Soccer fans have been cheering LISC's $30 million collaboration with Lionsraw and American Outlaws to fuel soccer facilities and youth programming in underserved communities with 26x26. But the effort to invest in 26 fields by the 2026 World Cup is about much more than scoring goals; the program is set to empower 1 million kids and improve the health of their communities as well. Fast Company takes an in-depth look.
The excerpt below is from:
Inside the $30 million plan to make American soccer great again
By John Converse Townsend, Fast Company
Last October, almost a year to this day, the United States men’s national soccer team, then ranked 28th, was outplayed and ultimately defeated by a Trinidad and Tobago outfit ranked 99th in the world. The 2-1 loss, coupled with final results from two other qualifying games, eliminated the USMNT from World Cup contention for the first time since 1986.
In the wake of the embarrassment, the entire U.S. soccer system has been given a thorough autopsy by analysts, journalists, fans, and even national team players themselves. The USMNT’s failure to qualify has been attributed to a host of issues, from naive tactics to poor player development that led to a lost generation of young sporting talent.
Over the past decade in the United States, overall youth participation in sports has declined–soccer has been the sport hardest hit. The fact is, fewer kids play soccer in America since its peak a decade ago, even when you include casual fans and kids who touch a soccer ball once a year. And the people who still do play are self-selecting, indicating another, more deeply rooted issue: Well-off kids have a much easier time making it in the soccer world.
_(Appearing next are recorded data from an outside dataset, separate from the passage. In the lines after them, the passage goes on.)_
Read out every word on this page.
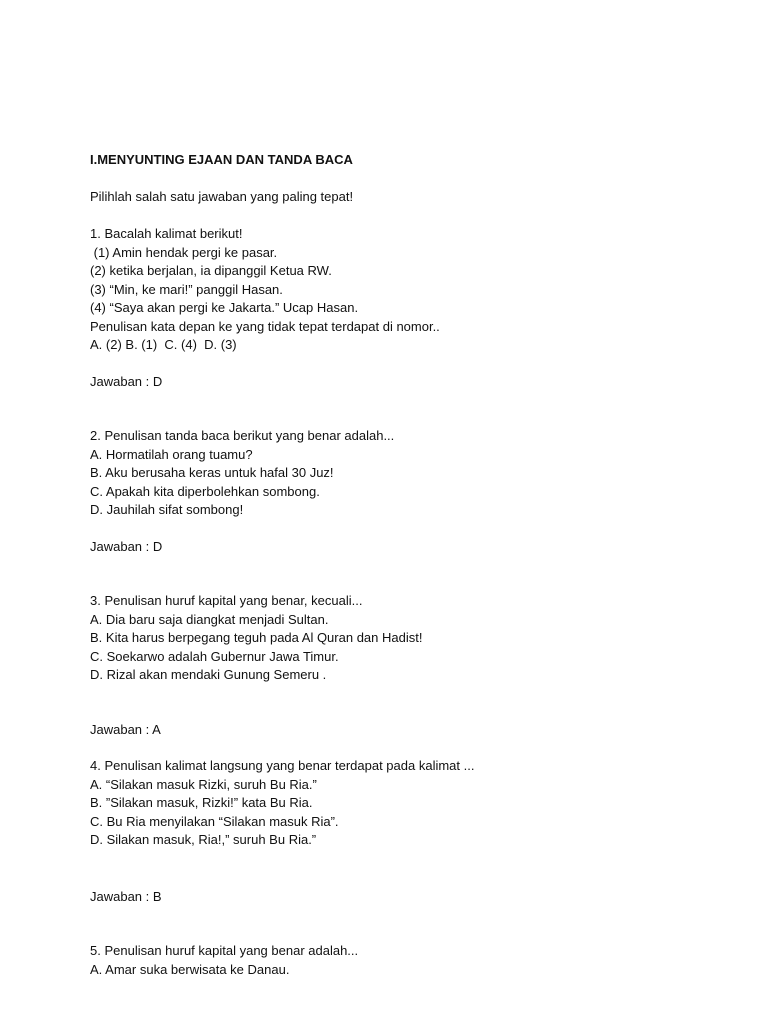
I.MENYUNTING EJAAN DAN TANDA BACA

Pilihlah salah satu jawaban yang paling tepat!

1. Bacalah kalimat berikut!

(1) Amin hendak pergi ke pasar.

(2) ketika berjalan, ia dipanggil Ketua RW.

(3) “Min, ke mari!” panggil Hasan.

(4) “Saya akan pergi ke Jakarta.” Ucap Hasan.

Penulisan kata depan ke yang tidak tepat terdapat di nomor..

A. (2) B. (1)  C. (4)  D. (3)

Jawaban : D

2. Penulisan tanda baca berikut yang benar adalah...

A. Hormatilah orang tuamu?

B. Aku berusaha keras untuk hafal 30 Juz!

C. Apakah kita diperbolehkan sombong.

D. Jauhilah sifat sombong!

Jawaban : D

3. Penulisan huruf kapital yang benar, kecuali...

A. Dia baru saja diangkat menjadi Sultan.

B. Kita harus berpegang teguh pada Al Quran dan Hadist!

C. Soekarwo adalah Gubernur Jawa Timur.

D. Rizal akan mendaki Gunung Semeru .

Jawaban : A

4. Penulisan kalimat langsung yang benar terdapat pada kalimat ...

A. “Silakan masuk Rizki, suruh Bu Ria.”

B. ”Silakan masuk, Rizki!” kata Bu Ria.

C. Bu Ria menyilakan “Silakan masuk Ria”.

D. Silakan masuk, Ria!,” suruh Bu Ria.”

Jawaban : B

5. Penulisan huruf kapital yang benar adalah...

A. Amar suka berwisata ke Danau.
A new project launched this summer, known as 26×26, is trying to tackle the entrenched issue of accessibility, while also building up a new culture of sports in the country. Led by global charity Lionsrawand the New York-based nonprofit Local Initiatives Support Corporation (LISC), 26×26 is a $30 million initiative that will help empower a million kids across North America by building 26 community soccer fields by 2026, when the United States will cohost the World Cup with Canada and Mexico.